The idea here is that the book, written by Dennis Hopeless and mostly drawn by Kev Walker, revolves around a mysteriously powered-up Arcade brings 16 young heroes to Murder World and tells them they have 30 days before they can leave. At that point, only one can exit, so they should probably kill each other. As it happens, this is something that a great deal of the characters from Avengers Academy, Runaways and other books don’t have a big problem with the idea.
As things kick off, the kids split off into smaller groups to survive and only a few wind up on the wrong side of blasts and other attacks. Hopeless weaves a wild yarn that involves twists and turns I didn’t see coming, including one character fully turning into another one partway through.
So, people were bummed that some characters died off or were brutally murdered on the page and I get that, but I didn’t feel the same way because I wasn’t as familiar with them. I’d read Avengers Academy, but it didn’t really grab me. Like every sane person, I also love Runaways, but for me, that book only really exists as the issues written by Brian K. Vaughan and nothing else “matters” to me. I thought it was cool that the kid from that Sentinel book appeared, but that’s about it. Also, kudos to Hopeless and Walker for making me feel like the characters created for this book had deep, long histories I wanted to find out about.
You know who I was most excited about seeing pop up in this book? Cammi. I totally didn’t recognize her at first, but then realize she was the girl in the fantastic Drax mini that helped kick off Annihilation, one of my favorite events of all time. Instead of the freaked out tag-along, she’s a total badass who’s spent years bopping around space.
My one complaint about the book is that it felt like it took too long for the kids to start talking about getting out instead of surviving. Still, as the series came to an end with the third volume, the pieces fell in the right places and we got to see some pretty awesome fights.

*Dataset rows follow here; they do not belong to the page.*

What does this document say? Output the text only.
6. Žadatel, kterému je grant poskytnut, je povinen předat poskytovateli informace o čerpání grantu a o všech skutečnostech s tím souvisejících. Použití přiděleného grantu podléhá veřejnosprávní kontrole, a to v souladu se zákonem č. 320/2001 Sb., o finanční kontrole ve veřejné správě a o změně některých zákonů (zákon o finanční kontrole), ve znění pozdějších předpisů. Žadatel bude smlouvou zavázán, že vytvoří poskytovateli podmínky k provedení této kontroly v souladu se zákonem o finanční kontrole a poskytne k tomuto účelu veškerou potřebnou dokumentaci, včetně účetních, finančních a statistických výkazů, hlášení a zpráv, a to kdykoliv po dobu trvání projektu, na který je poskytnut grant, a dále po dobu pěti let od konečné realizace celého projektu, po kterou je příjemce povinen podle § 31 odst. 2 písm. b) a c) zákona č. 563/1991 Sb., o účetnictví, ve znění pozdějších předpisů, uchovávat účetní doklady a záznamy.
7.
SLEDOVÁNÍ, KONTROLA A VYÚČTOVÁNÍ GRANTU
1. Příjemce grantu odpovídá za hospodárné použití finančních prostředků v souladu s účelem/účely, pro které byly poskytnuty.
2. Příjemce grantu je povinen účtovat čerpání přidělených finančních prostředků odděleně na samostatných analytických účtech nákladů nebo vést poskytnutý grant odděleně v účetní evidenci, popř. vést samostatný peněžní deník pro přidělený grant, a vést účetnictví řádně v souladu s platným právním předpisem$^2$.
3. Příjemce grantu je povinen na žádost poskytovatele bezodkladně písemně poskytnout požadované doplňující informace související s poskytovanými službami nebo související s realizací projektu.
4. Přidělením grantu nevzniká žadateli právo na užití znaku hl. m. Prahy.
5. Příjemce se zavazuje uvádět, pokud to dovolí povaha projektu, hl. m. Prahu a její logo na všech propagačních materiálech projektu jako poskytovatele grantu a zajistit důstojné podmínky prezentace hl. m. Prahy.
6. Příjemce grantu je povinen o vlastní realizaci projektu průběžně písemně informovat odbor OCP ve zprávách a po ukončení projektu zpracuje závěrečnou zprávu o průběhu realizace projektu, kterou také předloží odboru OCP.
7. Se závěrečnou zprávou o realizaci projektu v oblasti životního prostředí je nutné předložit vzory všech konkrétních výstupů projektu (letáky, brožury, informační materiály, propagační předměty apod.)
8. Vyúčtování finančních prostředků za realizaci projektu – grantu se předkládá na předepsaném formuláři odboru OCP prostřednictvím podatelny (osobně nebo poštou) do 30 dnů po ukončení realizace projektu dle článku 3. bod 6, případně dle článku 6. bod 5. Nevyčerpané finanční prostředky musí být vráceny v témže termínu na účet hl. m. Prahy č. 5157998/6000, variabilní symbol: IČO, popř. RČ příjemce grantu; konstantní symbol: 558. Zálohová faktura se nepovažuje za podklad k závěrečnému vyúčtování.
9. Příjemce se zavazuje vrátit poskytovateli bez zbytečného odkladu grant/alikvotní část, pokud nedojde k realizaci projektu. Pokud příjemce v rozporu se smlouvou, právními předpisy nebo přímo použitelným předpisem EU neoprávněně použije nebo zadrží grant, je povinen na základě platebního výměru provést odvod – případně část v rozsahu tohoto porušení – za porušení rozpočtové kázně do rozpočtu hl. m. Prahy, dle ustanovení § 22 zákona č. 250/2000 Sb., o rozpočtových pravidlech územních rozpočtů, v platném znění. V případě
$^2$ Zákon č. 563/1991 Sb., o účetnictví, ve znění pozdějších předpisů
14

I also liked the general idea that Arcade didn’t really have to play with the environment of Murder World too much because he planted the seeds of paranoia right off the bat and just got to sit there and watch them grow in these terrified kids. Ultimately, it didn’t quite work out for him, but then again, maybe it did.
I’m very excited to move on to this book’s follow-up Avengers Undercover which takes the survivors and tasks them with infiltrating the new Masters of Evil! I’m now a big fan of these characters, Hopeless and Walker so let’s keep the goodness rolling!